A federal judge said Wednesday that federal prohibitions on licensed dealers selling handguns to 18- to 20-year-olds are unconstitutional, in what is the latest legal volley over age-based firearm regulations – a court fight that has escalated since the Supreme Court’s major Second Amendment ruling last year.
US District Judge Robert Payne of the Eastern District of Virginia said that under the test laid out in the Supreme Court’s recent ruling, the federal regulation runs afoul of the Second Amendment.
“Because the statutes and regulations in question are not consistent with our Nation’s history and tradition, they, therefore, cannot stand,” he wrote, referencing the Supreme Court ruling’s instruction that lower courts look to the gun regulations that were in effect during the Constitution’s framing to decide whether a current gun law violates the Second Amendment.
The Justice Department declined to comment. But its attorneys have the option to ask that Payne’s ruling be paused for it to be appealed. There are also procedural questions about the case that must be settled before Payne issues a mandate that puts the ruling into effect.
In his opinion, Payne concluded that 18-to 21-year-olds were part of the American political community – citing the age group’s ability to vote and enlist in the military – and thus the age group fell under the Second Amendment’s protections.

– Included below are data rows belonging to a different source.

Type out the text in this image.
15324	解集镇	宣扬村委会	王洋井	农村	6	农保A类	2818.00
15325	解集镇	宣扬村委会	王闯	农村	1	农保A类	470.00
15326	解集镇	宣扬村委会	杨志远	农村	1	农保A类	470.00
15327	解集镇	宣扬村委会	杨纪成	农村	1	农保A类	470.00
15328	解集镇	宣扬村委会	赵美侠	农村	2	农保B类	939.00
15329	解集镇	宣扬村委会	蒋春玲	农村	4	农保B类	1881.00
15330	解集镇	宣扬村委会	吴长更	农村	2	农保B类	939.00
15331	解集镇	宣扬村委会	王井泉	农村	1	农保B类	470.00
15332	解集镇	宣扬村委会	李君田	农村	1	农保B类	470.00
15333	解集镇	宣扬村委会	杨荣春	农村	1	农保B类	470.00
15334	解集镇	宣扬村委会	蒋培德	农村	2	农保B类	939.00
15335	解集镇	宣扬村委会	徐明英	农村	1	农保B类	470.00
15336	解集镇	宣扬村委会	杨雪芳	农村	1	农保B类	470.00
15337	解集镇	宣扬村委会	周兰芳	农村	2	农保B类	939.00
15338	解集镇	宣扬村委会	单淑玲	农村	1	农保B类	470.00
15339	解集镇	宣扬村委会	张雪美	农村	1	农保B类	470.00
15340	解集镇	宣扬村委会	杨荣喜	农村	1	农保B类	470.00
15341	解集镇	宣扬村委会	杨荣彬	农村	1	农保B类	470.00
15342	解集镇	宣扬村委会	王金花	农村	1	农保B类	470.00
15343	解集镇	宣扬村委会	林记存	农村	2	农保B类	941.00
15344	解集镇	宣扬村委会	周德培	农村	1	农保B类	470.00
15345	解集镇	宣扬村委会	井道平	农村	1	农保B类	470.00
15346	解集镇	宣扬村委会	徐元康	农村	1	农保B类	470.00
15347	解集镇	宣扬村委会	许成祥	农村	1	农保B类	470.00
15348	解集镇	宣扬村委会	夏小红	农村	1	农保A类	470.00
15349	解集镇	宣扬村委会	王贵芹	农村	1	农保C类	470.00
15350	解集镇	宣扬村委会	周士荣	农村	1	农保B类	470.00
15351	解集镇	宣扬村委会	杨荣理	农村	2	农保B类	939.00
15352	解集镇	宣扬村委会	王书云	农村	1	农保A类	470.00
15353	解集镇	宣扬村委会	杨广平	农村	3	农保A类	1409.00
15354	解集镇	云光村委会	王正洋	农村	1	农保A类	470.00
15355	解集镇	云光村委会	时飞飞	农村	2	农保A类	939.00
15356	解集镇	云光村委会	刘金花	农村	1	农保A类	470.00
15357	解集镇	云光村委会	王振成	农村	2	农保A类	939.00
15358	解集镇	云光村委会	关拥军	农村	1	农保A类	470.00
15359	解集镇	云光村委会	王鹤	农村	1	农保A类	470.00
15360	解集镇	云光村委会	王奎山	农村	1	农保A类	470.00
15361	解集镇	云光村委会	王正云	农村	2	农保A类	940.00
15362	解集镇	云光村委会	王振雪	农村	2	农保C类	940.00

“If the Court were to exclude 18-to-21-year-olds from the Second Amendment’s protection, it would impose limitations on the Second Amendment that do not exist from other constitutional guarantees,” Payne, a George H. W. Bush-appointee, wrote.
He then turned to the second part of the Supreme Court’s test, where the high court said that a regulation could only be upheld if analogous regulations existed at the time of the framing.
“The Government has not presented any evidence of age-based restrictions on the purchase or sale of firearms from the colonial era, Founding, or Early Republic,” Payne said.
He later concluded that the “lack of analogous regulations permits a finding that the Founders considered age-based regulations on the purchase of firearms to circumscribe the right to keep and bear arms confirmed by the Second Amendment.”
Even before the 2022 Supreme Court’s ruling, known as New York State Rifle & Pistol Association, Inc. v. Bruen, the constitutionality of gun restrictions for older teenagers was a flashpoint of firearm litigation and federal courts have taken different approaches to the question. Those in favor of gun safety laws have pointed to the prevalence of mass shootings perpetrated by shooters in their late teens, while opponents of gun restrictions for 18-to-20-year-olds have argued that teenage participation in militias at the timing of the founding puts the constitutionality of such laws in questions.
Last year’s Bruen opinion – authored by Justice Clarence Thomas and joined by the high court’s other GOP-appointees – put these legal battles on overdrive. The new opinion from Payne hints at what could be a major dispute that the Supreme Court must ultimately resolve.
In March, the 11th US Circuit Court of Appeals upheld a Florida law – passed after the massacre at Marjory Stoneman Douglas High School – that raised the minimum age to purchase a gun from 18 to 21. (Federal trial courts in Virginia sit under the 4th US Circuit Court of Appeals, and as such are not bound by 11th Circuit precedents.) In concluding the Florida ban was constitutional, the 11th Circuit opinion pointed to similar restrictions that were in place in the mid-1800s, around the time of the ratification of the 14th Amendment, which extended the Second Amendment’s protections to states.
Payne acknowledged Wednesday he was taking a different approach than that of the 11th Circuit. He noted because his case concerned a federal restriction rather than a state law, he was looking at the gun regulations in place at the country’s founding, in the late 18th century, when the Second Amendment was adopted. Whether the 11th Circuit had a “sound” rationale in relying instead on Reconstruction-era regulations “will be tested on appeal,” Payne said in a footnote.
In an earlier case, the 4th Circuit said in 2021 that the federal regulations setting a minimum age of 21 years old for purchasing handguns from licensed dealers violated the Second Amendment. However, after the challengers in that case turned 21, the appeals court ruled that the lawsuit was moot and vacated that opinion.
To get around that issue, the challengers in the latest lawsuit are seeking class certification. The judge has asked for the parties to weigh in next week on how to move forward with that question.
Elliott Harding, a lawyer for the challengers, said in a statement that they were “pleased” the court ruled in their favor Wednesday “in such a well-written and thorough decision.”
“Even though it ensures that future buyers can now purchase these firearms in the federal system, one that includes background checks and other requirements, we expect that the defendants will appeal,” the statement said, alluding to the unregulated, private market that older teenagers currently use to purchase handguns. “Nevertheless, we remain optimistic the decision will be affirmed in due course.”